Millions of Muslims around the world will mark the start of the holy month of Ramadan on Monday, a time marked by intense prayer, dawn-to-dusk fasting and nightly feasts.

Saudi Arabia's state TV announced the new moon of Ramadan was spotted Sunday evening. Local media in Indonesia, the world's most populous Muslim country, also said Muslims there would begin fasting Monday, as will Muslims in Singapore, Yemen, Lebanon, Syria, Qatar, Kuwait, Jordan, Egypt, the United Arab Emirates, Afghanistan and the Palestinian territories, among others.

Following these announcements, a mosque in Tampa, Florida announced to its followers that they too would celebrate the first day's fasting Monday.

Muslims follow a lunar calendar and a moon-sighting methodology that can lead to different countries declaring the start of Ramadan a day or two apart. By Sunday evening, Pakistan and Iran had yet to officially announce Monday as the first day of Ramadan. Traditionally, countries announce if their moon-sighting council spots the Ramadan crescent the evening before fasting begins.

The faithful spend the month of Ramadan in mosques for evening prayers known as "taraweeh," while free time during the day is often spent reading the Quran and listening to religious lectures.

Each day for the month of Ramadan, Muslims abstain from eating and drinking from sunrise to sunset. Even a sip of water, coffee or a cigarette can invalidate one's fast. There are exceptions to fasting for children, the elderly, the sick, women who are pregnant, nursing or menstruating, and people travelling.

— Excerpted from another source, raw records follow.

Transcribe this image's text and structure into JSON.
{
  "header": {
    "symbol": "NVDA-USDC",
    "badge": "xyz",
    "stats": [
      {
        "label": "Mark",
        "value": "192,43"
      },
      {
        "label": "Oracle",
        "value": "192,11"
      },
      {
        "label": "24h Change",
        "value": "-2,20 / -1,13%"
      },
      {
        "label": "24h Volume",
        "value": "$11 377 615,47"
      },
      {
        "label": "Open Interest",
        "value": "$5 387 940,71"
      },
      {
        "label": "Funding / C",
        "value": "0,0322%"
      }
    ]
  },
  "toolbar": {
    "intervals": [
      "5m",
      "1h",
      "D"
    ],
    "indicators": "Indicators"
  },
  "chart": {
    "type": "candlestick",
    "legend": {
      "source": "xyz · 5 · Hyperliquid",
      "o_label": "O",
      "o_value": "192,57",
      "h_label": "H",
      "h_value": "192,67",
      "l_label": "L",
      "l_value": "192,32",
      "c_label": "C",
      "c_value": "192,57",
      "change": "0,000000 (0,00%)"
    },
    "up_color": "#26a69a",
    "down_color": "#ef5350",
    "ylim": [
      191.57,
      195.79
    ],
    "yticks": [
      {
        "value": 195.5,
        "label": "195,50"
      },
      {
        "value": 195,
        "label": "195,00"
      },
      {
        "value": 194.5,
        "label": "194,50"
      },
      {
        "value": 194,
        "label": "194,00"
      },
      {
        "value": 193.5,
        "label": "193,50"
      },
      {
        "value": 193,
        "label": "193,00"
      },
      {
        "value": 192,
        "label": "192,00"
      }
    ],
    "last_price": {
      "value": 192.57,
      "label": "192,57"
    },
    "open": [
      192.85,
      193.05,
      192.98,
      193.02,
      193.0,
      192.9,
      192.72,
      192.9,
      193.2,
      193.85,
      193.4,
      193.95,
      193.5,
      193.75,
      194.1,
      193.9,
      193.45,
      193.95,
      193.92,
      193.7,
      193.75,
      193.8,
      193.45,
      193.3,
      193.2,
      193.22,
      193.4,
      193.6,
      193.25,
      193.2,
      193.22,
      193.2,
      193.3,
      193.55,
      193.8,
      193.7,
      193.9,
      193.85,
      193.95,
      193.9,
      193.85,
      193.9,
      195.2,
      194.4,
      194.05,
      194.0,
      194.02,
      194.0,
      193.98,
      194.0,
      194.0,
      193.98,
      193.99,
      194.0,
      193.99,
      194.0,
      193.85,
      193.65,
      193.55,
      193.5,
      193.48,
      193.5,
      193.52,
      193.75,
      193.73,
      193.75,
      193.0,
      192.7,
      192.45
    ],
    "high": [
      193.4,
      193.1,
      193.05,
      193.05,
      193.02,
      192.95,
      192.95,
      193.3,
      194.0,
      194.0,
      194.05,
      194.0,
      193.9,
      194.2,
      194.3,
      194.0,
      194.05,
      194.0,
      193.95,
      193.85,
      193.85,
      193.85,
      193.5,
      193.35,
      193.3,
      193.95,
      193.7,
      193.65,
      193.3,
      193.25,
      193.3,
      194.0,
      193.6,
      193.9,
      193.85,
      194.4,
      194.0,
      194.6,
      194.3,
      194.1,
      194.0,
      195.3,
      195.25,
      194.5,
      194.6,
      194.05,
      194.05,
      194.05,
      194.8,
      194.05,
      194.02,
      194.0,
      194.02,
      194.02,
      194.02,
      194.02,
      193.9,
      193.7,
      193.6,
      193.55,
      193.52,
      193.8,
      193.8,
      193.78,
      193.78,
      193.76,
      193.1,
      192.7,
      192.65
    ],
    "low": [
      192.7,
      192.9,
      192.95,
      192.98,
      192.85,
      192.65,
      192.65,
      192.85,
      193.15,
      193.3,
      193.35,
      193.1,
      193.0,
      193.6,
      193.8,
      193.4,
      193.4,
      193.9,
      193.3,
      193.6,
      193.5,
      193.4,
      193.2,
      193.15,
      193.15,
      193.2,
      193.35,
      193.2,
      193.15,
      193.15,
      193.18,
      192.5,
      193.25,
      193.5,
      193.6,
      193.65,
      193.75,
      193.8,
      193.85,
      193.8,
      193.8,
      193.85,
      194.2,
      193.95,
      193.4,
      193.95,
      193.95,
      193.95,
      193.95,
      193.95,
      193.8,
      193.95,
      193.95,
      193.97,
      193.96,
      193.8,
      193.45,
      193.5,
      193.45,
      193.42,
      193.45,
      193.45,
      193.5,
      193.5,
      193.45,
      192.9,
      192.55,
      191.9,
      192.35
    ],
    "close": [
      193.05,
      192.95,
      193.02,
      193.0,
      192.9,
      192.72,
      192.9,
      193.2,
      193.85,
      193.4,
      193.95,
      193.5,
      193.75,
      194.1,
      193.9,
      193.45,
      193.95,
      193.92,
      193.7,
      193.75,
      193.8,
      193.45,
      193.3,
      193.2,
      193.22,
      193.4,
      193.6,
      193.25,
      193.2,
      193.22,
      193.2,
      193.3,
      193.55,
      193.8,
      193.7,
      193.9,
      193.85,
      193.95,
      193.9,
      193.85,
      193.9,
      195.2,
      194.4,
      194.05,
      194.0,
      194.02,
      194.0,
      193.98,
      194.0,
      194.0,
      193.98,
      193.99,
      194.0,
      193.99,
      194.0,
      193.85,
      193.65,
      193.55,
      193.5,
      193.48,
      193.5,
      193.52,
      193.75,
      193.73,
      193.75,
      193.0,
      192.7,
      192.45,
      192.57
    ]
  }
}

Many break their fast as the Prophet Muhammad did around 1,400 years ago, with a sip of water and some dates at sunset followed by prayer. It is common for Muslims to break their fast with family and friends and charities organize free meals for the public at mosques and other public spaces.

The fast is intended to bring the faithful closer to God and to remind them of the suffering of those less fortunate.

Fasting during Ramadan is one of the five pillars of Islam, along with the Muslim declaration of faith, daily prayer, charity and performing the hajj pilgrimage in Mecca. Non-Muslims or adult Muslims not observing the fast who eat in public during the day in Ramadan can be fined or even jailed in some Middle Eastern countries, such as Saudi Arabia and the United Arab Emirates, which is home to large Western expatriate populations in Dubai and Abu Dhabi.

Muslims celebrate the end of Ramadan with a three-day holiday called Eid al-Fitr.